New helicopter giant created as Bristow and Era merge
Offshore helicopter operators Bristow and Era have completed the merger and created a financially stronger, larger, and more diverse company.
Bristow said on Thursday that the newly combined company, headquartered in Houston, would use the Bristow name and would remain a publicly-traded company on the New York Stock Exchange.
Chris Bradshaw, president and CEO of Bristow, said: “The closing of this strategic and financially compelling merger makes Bristow a larger, more diverse and stronger company, better positioned for the future.
“The combination brings long-overdue consolidation in the industry, better prepares us to navigate today’s market challenges, and ensures we remain the global leader in helicopter services […]”.
The combined company has eight board members, including five members from legacy Bristow and two members from legacy Era, including the legacy Era CEO.
The board of directors is comprised of G. Mark Mickelson (chairman), Christopher S. Bradshaw, Lorin L. Brass, Charles Fabrikant, Wesley E. Kern, Robert J. Manzo, Christopher Pucillo, and Brian D. Truelove.
A fleet of over 300 aircraft
The merger, announced on 24 January 2020, was based around several points.

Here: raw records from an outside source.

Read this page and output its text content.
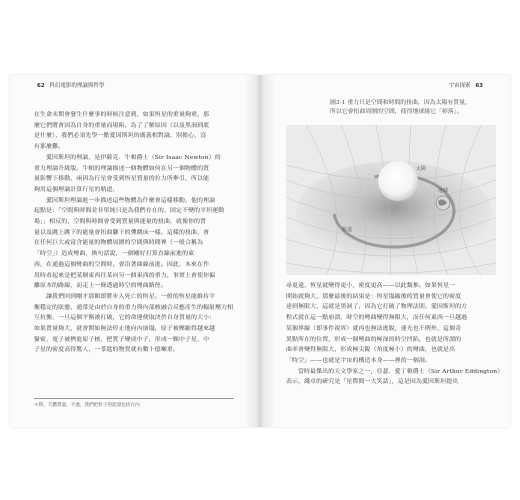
62 科幻電影的理論與哲學

在生命末期會發生什麼事的時候注意到，如果恆星的重量夠重，那

麼它們將會因為自身的重量而場陷，為了了解原因（以及黑洞到底

是什麼），我們必須先學一點愛因斯坦的廣義相對論，別擔心，沒

有那麼難。

愛因斯坦的理論，是伊薩克．牛頓爵士（Sir Isaac Newton）的

重力理論升級版。牛頓的理論描述一個物體如何在另一個物體的質

量影響下移動，兩因為行星會受到恆星質量的拉力所牽引，所以能

夠用這個理論計算行星的軌道。

愛因斯坦理論進一步描述這些物體為什麼會這樣移動。他的理論

起點是：「空間與時間並非單純只是為我們存在的，固定不變的平坦運動

場」；相反的，空間與時間會受到質量與能量的扭曲，就像你的質

量以及跳上跳下的能量會扭曲腳下的彈跳床一樣。這樣的扭曲，會

在任何巨大或富含能量的物體周圍的空間與時間裡（一般合稱為

「時空」）造成彎曲，換句話說，一個剛好打算直線前進的東

西，在通過這個彎曲的空間時，會沿著曲線前進。因此，本來在作

用時看起來是把某個東西往某向另一個東西的重力，事實上會使你偏

離原本的路線，而走上一條透過時空的彎曲路徑。

讓我們回到剛才那顆即將步入死亡的恆星。一般的恆星能維持平

衡穩定的狀態，通常是由於自身的重力與內部核融合反應產生的輻射壓力相

互抗衡，一旦這個平衡被打破，它的命運便取決於自身質量的大小：

如果質量夠大，就會開始無法停止地向內崩塌，原子被壓縮得越來越

緊密，電子被擠進原子核，把質子變成中子，形成一顆中子星，中

子星的密度高得驚人，一茶匙的物質就有數十億噸重。

＊時，天體質量。不過，我們把粒子的能量包括在內
宇宙探索 63

圖3-1 重力只是空間和時間的扭曲，因為太陽有質量，

所以它會扭曲周圍的空間，使得地球繞它「掉落」。

太陽
地球
軌道

尋更遠，恆星就變得更小，密度更高——以此類推。如果恆星一

開始就夠大，那麼最後的結果是：恆星塌縮後的質量會使它的密度

達到無限大，這就是黑洞了，因為它打破了物理法則。愛因斯坦的方

程式就在這一點崩潰，時空的彎曲變得無限大，而任何東西一旦越過

某個界線（即事件視界）就再也無法逃脫，連光也不例外，這個奇

異點所在的位置，形成一個彎曲的極深的時空凹陷，也就是所謂的

曲率會變得無限大，形成極尖銳（角度極小）的彎曲，也就是出

「時空」——也就是宇宙的構造本身——裡的一個洞。

當時最傑出的天文學家之一，亞瑟．愛丁頓爵士（Sir Arthur Eddington）

表示，錢卓的研究是「星際間一大笑話」，這是因為愛因斯坦提出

Namely, the new company is looking to have a strong presence in key geographic regions like the Americas, Nigeria, Norway, the United Kingdom, and Australia.
The merger also creates the worlds largest operator of S92, AW189, and AW139 model helicopters with a total fleet of over 300 aircraft. It is worth stating that more than 80 per cent of the combined fleet is owned by the new company.
Bristow noted that the combined company would also provide substantial and highly achievable cost synergies with an annualized saving of at least $35 million through the elimination of redundant corporate expenses and the realization of enhanced operational efficiencies.
The company also has a balance sheet with a cash balance of over $250 million at closing.
Bristow said that the transaction was structured as a reverse triangular merger whereby Era would issue shares to Bristow stockholders.
Under the terms of the agreement, which was unanimously approved by the board of directors of both companies, Bristow shareholders would own 77 per cent of the equity of the new company and Era shareholders would own 23 per cent.
Immediately before the closing of the merger, Era effectuated a reverse stock split. As a result, a holder of Era shares will own one share of Era common stock of the combined company for every three shares of common stock of Era held by that stockholder immediately before the merger.